After two-odd weeks spent hibernating in the Packard basement, our team emerged a good deal wiser (and sleep-deprived ;). Certainly, we made mistakes, but at the same time the project gave us invaluable “real-world” experience. Creating and meeting our own deadlines, bringing sketches to physical reality and actually integrating components are parts of the design process that other courses often gloss over or ignore entirely, but the final project gave us the opportunity to meet each aspect head-on.

We briefly summarize some take-home points for the project and advice to future students below:

1. Read the previous reports! There is no point in reinventing the wheel, so to speak. Going over the previous reports is not going to stifle your creativity in designing your project; in fact it is actually more likely to encourage new concepts. Reading the reports, even for different projects, is crucial to understanding what an intense effort the final project is, and how to go about starting the design.
2. Leave room for adjustment. The prime example of this is the shooting mechanism, for which we created a movable track to vary the firing height. This flexible design was invaluable in calibrating three-point accuracy. This was one unusual instance in which changing performance in hardware was much easier than in software. Changing the speed of the gun through code required the overhead of downloading a new version to the robot each time, whereas with the track, we could simply raise or lower the gun as necessary.
3. Stick with one state machine model. If you’re using your own state machine, don’t try to fit it to SES, and vice versa. This can only lead to confusion.
4. Keep backups. Backup code, solid edge models and inexpensive motors in particular. Our shooting motor failed abruptly four hours before competition, much to our dismay. Luckily, our TA, Tenbite, was able to run to the shop and pick up the same model motor in time. As for code & models, the computers in the lab are prone to crashing, so it’s generally a good idea to keep a copy on your AFS account or some analog.

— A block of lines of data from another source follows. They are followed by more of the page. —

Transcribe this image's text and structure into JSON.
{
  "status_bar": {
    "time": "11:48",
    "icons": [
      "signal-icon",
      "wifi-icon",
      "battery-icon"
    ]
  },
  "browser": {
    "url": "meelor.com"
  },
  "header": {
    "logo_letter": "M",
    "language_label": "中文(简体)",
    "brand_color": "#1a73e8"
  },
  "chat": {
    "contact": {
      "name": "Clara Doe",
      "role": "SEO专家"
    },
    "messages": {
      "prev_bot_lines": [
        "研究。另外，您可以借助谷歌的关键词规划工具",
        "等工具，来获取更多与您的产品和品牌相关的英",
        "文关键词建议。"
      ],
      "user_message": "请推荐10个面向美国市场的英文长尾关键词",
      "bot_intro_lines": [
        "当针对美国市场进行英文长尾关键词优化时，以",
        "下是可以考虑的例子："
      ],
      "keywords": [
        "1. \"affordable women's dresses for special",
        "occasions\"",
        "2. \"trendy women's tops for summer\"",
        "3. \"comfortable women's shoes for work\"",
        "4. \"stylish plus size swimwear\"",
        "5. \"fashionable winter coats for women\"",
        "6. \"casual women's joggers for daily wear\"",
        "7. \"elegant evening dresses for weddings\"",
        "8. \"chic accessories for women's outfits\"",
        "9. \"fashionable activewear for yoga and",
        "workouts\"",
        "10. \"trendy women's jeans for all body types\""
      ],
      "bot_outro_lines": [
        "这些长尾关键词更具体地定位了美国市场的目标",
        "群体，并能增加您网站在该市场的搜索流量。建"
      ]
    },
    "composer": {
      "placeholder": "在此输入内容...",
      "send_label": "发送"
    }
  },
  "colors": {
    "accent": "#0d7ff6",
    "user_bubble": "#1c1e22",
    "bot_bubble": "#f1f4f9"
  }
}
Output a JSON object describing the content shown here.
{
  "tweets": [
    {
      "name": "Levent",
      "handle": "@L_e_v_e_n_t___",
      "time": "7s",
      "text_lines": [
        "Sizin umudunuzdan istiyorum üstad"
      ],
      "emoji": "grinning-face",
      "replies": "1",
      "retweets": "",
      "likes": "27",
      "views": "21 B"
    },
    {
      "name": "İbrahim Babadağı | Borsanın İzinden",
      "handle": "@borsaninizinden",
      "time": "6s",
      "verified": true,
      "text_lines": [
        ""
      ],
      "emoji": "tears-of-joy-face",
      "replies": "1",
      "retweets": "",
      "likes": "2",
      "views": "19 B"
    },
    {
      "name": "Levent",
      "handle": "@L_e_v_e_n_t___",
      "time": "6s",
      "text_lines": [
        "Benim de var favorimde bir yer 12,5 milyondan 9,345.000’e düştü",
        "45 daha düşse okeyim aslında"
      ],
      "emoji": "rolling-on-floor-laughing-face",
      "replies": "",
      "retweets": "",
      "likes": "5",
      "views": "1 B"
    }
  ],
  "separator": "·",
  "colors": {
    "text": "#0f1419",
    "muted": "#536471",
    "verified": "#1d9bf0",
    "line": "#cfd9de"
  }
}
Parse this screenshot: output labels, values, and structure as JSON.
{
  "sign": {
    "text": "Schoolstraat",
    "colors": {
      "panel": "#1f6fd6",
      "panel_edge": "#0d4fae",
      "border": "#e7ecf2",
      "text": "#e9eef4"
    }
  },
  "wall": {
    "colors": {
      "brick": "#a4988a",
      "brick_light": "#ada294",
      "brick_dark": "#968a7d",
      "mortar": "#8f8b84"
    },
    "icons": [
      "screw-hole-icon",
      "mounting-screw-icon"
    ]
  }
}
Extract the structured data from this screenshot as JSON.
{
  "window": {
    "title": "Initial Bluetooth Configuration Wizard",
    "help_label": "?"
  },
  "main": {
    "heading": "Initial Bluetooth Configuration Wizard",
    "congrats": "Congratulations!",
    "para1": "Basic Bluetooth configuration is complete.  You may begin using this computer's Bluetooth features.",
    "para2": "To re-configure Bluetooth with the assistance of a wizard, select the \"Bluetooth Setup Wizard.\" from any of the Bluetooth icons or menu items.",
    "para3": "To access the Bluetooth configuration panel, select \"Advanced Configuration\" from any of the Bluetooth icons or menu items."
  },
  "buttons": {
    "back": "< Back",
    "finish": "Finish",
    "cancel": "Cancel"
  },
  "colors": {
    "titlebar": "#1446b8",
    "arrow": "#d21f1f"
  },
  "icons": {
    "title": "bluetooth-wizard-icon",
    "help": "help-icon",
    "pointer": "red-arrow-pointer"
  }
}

5. Be prepared to redesign. Similar to the second observation, but often redesign is more involved than adjustment. On the first pass, it is very easy to miss calculations, forget spacing, etc. That’s why it’s called a “first-pass” and not a final production! Use the first-pass to identify what areas you may have overlooked, and correct them in your redesign. Redesigning is not the end of the world, but a nonfunctional robot is ;).
6. Keep integration in mind. Though we developed individual parts in parallel, it is definitely recommended to have a solid grasp of the “big picture,” while you make your component. If you don’t keep the big picture in mind, you run the risk of having integration problems.